NSContrast: Characterizing the Difference of Interest among Multiple News Sites Masaharu Yoshioka Graduate School of Information Science and Technology, Hokkaido University N14 W9, Kita-ku, Sapporo-shi, Hokkaido, JAPAN
[email protected]
Abstract. Since each country has its own opinion and interests about news topics, we can understand the difference of their interests by comparing news sites from different countries. The News Site Contrast (NSContrast) system is proposed for analyzing these articles by demonstrating the differences between news sites that reflect the interests of different countries. This system can generate characteristic keyword lists by using a contrast set mining technique. We briefly review NSContrast and explain the results of user experiments for evaluation.
1
Introduction
In order to accelerate the communication among people from different country, it is better to understand the difference of background knowledge. Since massmedia is one of the influential resource of this knowledge, analysis of such media is useful for understanding the difference. For example, when it comes to diplomatic issues related to North Korea, Asian, European and American news sites have some common interests as well as their own characteristic interests. Content analysis [1] is one of a method for analyzing the difference. Since it has recently become possible to access a wide variety of news sites around the world via the Internet, several experimental systems have attempted to support this analysis. For example, EMM News Explorer 1 is one of the system to compare news articles from different countries. The News Site Contrast (NSContrast) system [2] is one of the system to understand the differences between news sites. It uses the concept of contrast set mining. This system aims to extract the characteristic information about each news site by performing term co-occurrence analysis. In addition to the ordinal term co-occurrence analysis, this system generates term lists based on differences in correlation measures between news sites.
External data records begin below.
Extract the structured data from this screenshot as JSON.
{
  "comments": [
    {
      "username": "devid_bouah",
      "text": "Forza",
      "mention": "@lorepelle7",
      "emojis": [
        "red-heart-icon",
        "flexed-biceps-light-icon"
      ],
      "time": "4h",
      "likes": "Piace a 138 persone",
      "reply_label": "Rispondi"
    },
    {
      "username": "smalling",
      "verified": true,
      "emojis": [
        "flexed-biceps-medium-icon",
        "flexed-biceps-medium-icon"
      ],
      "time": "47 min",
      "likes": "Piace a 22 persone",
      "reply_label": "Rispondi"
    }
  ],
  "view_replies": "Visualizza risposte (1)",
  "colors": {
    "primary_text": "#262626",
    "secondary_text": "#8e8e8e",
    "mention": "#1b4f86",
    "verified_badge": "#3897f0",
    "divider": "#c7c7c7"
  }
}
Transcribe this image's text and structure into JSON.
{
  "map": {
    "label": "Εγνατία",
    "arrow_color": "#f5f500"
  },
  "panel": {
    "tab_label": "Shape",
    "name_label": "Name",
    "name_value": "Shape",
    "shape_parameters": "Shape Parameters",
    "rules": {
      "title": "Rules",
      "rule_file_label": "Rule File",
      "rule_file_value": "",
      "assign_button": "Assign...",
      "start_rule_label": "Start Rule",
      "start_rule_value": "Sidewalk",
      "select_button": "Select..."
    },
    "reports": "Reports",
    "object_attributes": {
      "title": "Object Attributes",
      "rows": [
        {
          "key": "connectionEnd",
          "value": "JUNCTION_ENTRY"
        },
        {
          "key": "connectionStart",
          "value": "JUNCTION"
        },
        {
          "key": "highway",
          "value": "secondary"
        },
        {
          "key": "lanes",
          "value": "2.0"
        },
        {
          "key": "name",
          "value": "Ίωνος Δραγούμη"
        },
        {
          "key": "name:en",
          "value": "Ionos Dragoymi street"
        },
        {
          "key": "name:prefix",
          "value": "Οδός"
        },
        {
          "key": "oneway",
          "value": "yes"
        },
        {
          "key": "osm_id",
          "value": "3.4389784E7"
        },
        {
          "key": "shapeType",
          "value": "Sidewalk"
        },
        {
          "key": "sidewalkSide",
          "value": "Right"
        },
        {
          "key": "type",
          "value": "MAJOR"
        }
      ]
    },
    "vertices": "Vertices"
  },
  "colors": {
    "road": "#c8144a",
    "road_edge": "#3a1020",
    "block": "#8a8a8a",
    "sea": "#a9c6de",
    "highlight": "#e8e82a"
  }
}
This system has the potential to extract characteristic keywords that reflect topic divergence between different countries. In this paper, we briefly review NSContrast and explain the results of a user experiment for evaluation. 1
http://press.jrc.it/NewsExplorer/
2 2.1
NSContrast Term Collocation Analysis by Contrast Set Mining
Term collocation analysis is a well-known text mining method for extracting characteristic information from texts [3]. However, conventional collocation analysis mostly focuses on the characteristic information that is dominant in the text database. In many cases, most of the information is well known and is therefore not particularly interesting. To solve this problem, we introduce the concept of contrast set mining [4] for the analysis. This framework compares a global data set and a conditioned local data set to find characteristic item information in the local data set that is significantly different from the global characteristic information. Even though this information may not be dominant in either the global or the local data set, it can be used to understand the characteristics of the local database. We use Discovery of Correlation (DC) pair mining [4] for term collocation analysis. In DC pair mining, the “difference in correlations observed by conditioning a local database” is of particular interest. To quantify this difference, we introduce a new measure, change(X, Y ; C), defined by: change(X, Y ; C) =
correlC (X, Y ) , correl(X, Y )
where X and Y represent the item sets and C represents the condition for creating the local database. correl(X, Y ) and correlC (X, Y ) correspond to the correlations between X and Y in the global database and a C-conditioned local database, respectively. By using this technique, we can extract characteristic minor topics that are of interest: higher change (or are neglected: lower change) in one database compared with others (Fig. 1). 2.2
NSContrast: A News Site Analysis System
The NSContrast system is a method for accessing news articles from multiple news sites using the concept of DC pair mining. This system has the following analytic components. – Term collocation analysis based on DC pair mining. The system generates a list of characteristic terms by comparing news article databases from different countries. This term list is represented as a term collocation graph to aid understanding of the relationships among characteristic terms. – A burst analysis function [5] for finding an appropriate time sequence window. To find good characteristic keywords using contrast set mining, it is preferable to select a large number of articles for a particular topic. Because burst analysis is a method that finds a period during which a given keyword is of
Fig. 1. Collocation Analysis based on DCPair Mining
more interest than usual, it is an effective technique for finding this information. – A news article retrieval system. To understand the meaning of term collocation analysis and burst analysis, a news article retrieval system is used.
3
User Experiment
To evaluate the effectiveness of NSContrast, we conducted a user experiment with the following news article databases. Most of the news articles were collected from news sites written in Japanese (Japan: Asahi newspaper, Yomiuri newspaper, Nikkei newspaper, USA: CNN, China: People news, Korea: Chosun newspaper, Joins newspaper). As part of a search engine user study project under the Japan MEXT grantin-aid for Priority area Research, called Cyber Infrastructure for the Informationexplosion Era, New NSContrast was used by sixty graduate students majoring in information science, from June 25, 2008 to June 29, 2008. The following two questionnaires were prepared for evaluation, and more than half the users agreed that New NSContrast is useful. – Can you find information that is useful in understanding the difference in news between Japan and other countries? Yes:34 (57%) No:26
– Can you find information that is useful in understanding the news article for the given keyword? Yes:37 (61%) No:24
4
Conclusion
We have briefly reviewed the news site analysis system NSContrast, which tries to capture the different interests of each country, and explained the results of our user experiment for evaluation. From this evaluation, we confirmed that more than half of the users agreed that New NSContrast is useful in understanding the differences in news between Japan and other countries.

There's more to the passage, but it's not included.